The most common words in these novels of the Brontë sisters “time”, “eyes”, and “hand” are in the top 10 for both H.G. Wells and the Brontë sisters.
tidy_bronte %>%
count(word, sort = TRUE)
## # A tibble: 23,297 x 2
## word n
## <chr> <int>
## 1 time 1065
## 2 miss 854
## 3 day 825
## 4 hand 767
## 5 eyes 714
## 6 don’t 666
## 7 night 648
## 8 heart 638
## 9 looked 601
## 10 door 591
## # ... with 23,287 more rows
To calculate the frequency for each word for the works of Jane Austen, the Brontë sisters, and H.G. Wells by binding the data frames together. We can use pivot_wider() and pivot_longer() from tidyr to reshape our dataframe
library(tidyr)
frequency <- bind_rows(mutate(tidy_bronte, author = "Brontë Sisters"),
mutate(tidy_hgwells, author = "H.G. Wells"),
mutate(tidy_books, author = "Jane Austen")) %>%
mutate(word = str_extract(word, "[a-z']+")) %>%
count(author, word) %>%
group_by(author) %>%
mutate(proportion = n / sum(n)) %>%
select(-n) %>%
pivot_wider(names_from = author, values_from = proportion) %>%
pivot_longer(`Brontë Sisters`:`H.G. Wells`,
names_to = "author", values_to = "proportion")
frequency
## # A tibble: 57,116 x 4
## word `Jane Austen` author proportion
## <chr> <dbl> <chr> <dbl>
## 1 a 0.00000919 Brontë Sisters 0.0000587
## 2 a 0.00000919 H.G. Wells 0.0000147
## 3 aback NA Brontë Sisters 0.00000391
## 4 aback NA H.G. Wells 0.0000147
## 5 abaht NA Brontë Sisters 0.00000391
## 6 abaht NA H.G. Wells NA
## 7 abandon NA Brontë Sisters 0.0000313
## 8 abandon NA H.G. Wells 0.0000147
## 9 abandoned 0.00000460 Brontë Sisters 0.0000900
## 10 abandoned 0.00000460 H.G. Wells 0.000177
## # ... with 57,106 more rows
We use str_extract() here because the UTF-8 encoded texts from Project Gutenberg have some examples of words with underscores around them to indicate emphasis (like italics). The tokenizer treated these as words, but we don’t want to count “any” separately from “any” as we saw in our initial data exploration before choosing to use str_extract()
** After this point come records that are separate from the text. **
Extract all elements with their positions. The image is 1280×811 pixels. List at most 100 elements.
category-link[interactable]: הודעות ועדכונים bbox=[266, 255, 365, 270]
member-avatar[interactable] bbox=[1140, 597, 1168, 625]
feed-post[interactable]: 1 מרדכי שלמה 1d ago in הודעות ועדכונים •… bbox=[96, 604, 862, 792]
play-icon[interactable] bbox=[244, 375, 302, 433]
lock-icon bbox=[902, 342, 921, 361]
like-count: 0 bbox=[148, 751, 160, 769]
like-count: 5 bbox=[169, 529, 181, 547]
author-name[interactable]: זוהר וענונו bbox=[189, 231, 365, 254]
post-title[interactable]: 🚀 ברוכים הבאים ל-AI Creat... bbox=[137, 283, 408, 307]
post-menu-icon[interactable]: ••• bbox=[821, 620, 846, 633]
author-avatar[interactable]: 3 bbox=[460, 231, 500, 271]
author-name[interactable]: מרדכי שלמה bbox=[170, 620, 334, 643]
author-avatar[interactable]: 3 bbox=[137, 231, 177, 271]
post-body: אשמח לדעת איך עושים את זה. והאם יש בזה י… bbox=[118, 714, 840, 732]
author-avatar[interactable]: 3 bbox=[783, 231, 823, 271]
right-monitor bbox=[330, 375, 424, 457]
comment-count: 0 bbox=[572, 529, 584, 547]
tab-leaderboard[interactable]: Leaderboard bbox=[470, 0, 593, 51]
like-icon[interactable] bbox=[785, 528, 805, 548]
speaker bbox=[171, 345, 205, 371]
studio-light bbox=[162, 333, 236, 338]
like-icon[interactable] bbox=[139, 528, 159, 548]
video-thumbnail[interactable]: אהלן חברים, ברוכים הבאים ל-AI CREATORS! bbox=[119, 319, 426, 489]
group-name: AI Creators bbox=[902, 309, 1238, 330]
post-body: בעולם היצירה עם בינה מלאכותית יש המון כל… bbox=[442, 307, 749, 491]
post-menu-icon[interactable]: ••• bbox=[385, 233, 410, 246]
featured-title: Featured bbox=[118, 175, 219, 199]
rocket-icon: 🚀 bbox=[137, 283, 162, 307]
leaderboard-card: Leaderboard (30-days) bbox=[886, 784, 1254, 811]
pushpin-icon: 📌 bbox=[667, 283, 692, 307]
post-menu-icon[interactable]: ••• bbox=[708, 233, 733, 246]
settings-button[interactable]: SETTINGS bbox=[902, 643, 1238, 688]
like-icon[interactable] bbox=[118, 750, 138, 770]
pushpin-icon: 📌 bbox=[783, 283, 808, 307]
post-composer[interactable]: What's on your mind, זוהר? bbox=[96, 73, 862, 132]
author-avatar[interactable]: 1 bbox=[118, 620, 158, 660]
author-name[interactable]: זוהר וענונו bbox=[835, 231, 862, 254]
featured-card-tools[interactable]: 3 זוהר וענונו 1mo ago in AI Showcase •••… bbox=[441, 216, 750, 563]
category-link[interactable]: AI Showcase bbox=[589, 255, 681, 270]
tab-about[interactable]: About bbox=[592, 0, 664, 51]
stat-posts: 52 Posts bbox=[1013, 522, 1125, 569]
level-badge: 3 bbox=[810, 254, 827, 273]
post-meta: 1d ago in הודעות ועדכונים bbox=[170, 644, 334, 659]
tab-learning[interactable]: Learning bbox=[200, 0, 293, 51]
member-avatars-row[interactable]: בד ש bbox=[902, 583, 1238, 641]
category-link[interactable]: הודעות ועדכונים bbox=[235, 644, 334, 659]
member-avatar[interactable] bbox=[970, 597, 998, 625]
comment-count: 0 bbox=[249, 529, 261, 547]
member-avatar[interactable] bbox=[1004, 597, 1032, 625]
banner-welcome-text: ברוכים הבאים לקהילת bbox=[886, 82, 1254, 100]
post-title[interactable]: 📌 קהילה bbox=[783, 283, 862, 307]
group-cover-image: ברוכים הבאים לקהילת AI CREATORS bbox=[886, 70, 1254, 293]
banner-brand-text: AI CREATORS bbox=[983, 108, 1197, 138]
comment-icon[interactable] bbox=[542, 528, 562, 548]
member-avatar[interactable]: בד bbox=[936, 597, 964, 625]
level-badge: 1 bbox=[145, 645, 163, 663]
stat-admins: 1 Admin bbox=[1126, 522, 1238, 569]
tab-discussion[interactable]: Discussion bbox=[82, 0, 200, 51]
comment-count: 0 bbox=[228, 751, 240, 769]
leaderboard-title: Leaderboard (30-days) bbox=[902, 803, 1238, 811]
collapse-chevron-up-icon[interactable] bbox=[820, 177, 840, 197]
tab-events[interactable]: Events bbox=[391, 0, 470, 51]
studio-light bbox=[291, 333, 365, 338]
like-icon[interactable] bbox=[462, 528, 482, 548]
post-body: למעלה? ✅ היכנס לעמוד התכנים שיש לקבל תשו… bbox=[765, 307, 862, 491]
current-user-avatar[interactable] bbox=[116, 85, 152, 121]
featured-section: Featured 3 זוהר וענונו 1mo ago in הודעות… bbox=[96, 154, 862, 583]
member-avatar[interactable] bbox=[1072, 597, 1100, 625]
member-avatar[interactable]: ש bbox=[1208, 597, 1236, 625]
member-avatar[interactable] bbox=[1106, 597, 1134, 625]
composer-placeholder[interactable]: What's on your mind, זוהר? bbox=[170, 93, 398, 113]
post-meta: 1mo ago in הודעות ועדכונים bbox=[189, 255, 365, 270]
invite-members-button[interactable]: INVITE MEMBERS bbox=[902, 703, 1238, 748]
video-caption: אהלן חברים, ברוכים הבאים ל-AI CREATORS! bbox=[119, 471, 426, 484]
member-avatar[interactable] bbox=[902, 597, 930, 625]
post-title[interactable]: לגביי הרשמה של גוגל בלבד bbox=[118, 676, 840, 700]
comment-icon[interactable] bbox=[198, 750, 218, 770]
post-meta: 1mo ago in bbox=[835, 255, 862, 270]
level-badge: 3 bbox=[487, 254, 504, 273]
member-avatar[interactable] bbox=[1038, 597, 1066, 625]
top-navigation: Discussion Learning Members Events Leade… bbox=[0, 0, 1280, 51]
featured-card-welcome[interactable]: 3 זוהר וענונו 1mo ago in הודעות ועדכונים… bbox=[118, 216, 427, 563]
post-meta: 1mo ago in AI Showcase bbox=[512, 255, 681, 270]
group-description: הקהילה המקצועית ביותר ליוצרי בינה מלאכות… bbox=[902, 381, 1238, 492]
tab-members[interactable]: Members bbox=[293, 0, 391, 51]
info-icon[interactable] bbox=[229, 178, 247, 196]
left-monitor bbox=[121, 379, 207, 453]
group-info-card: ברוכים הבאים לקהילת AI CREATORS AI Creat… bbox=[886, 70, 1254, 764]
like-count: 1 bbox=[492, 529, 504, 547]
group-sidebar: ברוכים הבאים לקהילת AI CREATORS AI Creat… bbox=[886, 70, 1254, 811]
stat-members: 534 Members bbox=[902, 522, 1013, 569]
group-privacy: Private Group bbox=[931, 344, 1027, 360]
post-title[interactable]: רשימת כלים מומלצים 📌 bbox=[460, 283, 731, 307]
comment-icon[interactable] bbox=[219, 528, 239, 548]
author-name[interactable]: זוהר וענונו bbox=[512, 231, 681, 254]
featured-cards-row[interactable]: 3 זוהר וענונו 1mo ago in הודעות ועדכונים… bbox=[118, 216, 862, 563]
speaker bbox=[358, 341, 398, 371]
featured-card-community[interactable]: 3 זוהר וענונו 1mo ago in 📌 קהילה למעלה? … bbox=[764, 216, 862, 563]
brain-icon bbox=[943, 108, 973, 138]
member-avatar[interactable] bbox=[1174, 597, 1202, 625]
Comparing the word frequencies of Jane Austen, the Brontë sisters, and H.G. Wells
library(scales)
# expect a warning about rows with missing values being removed
ggplot(frequency, aes(x = proportion, y = `Jane Austen`,
color = abs(`Jane Austen` - proportion))) +
geom_abline(color = "gray40", lty = 2) +
geom_jitter(alpha = 0.1, size = 2.5, width = 0.3, height = 0.3) +
geom_text(aes(label = word), check_overlap = TRUE, vjust = 1.5) +
scale_x_log10(labels = percent_format()) +
scale_y_log10(labels = percent_format()) +
scale_color_gradient(limits = c(0, 0.001),
low = "darkslategray4", high = "gray75") +
facet_wrap(~author, ncol = 2) +
theme(legend.position="none") +
labs(y = "Jane Austen", x = NULL)
## Warning: Removed 40758 rows containing missing values (geom_point).
## Warning: Removed 40760 rows containing missing values (geom_text).
Let’s quantify how similar and different these sets of word frequencies are using a correlation test. How correlated are the word frequencies between Austen and the Brontë sisters, and between Austen and Wells?
cor.test(data = frequency[frequency$author == "Brontë Sisters",],
~ proportion + `Jane Austen`)
##
## Pearson's product-moment correlation
##
## data: proportion and Jane Austen
## t = 111.06, df = 10346, p-value < 2.2e-16
## alternative hypothesis: true correlation is not equal to 0
## 95 percent confidence interval:
## 0.7285370 0.7461189
## sample estimates:
## cor
## 0.7374529
cor.test(data = frequency[frequency$author == "H.G. Wells",],
~ proportion + `Jane Austen`)
##
## Pearson's product-moment correlation
##
## data: proportion and Jane Austen
## t = 35.229, df = 6008, p-value < 2.2e-16
## alternative hypothesis: true correlation is not equal to 0
## 95 percent confidence interval:
## 0.3925914 0.4345047
## sample estimates:
## cor
## 0.4137673
We conclude in the plots, the word frequencies are more correlated between the Austen and Brontë novels than between Austen and H.G. Wells.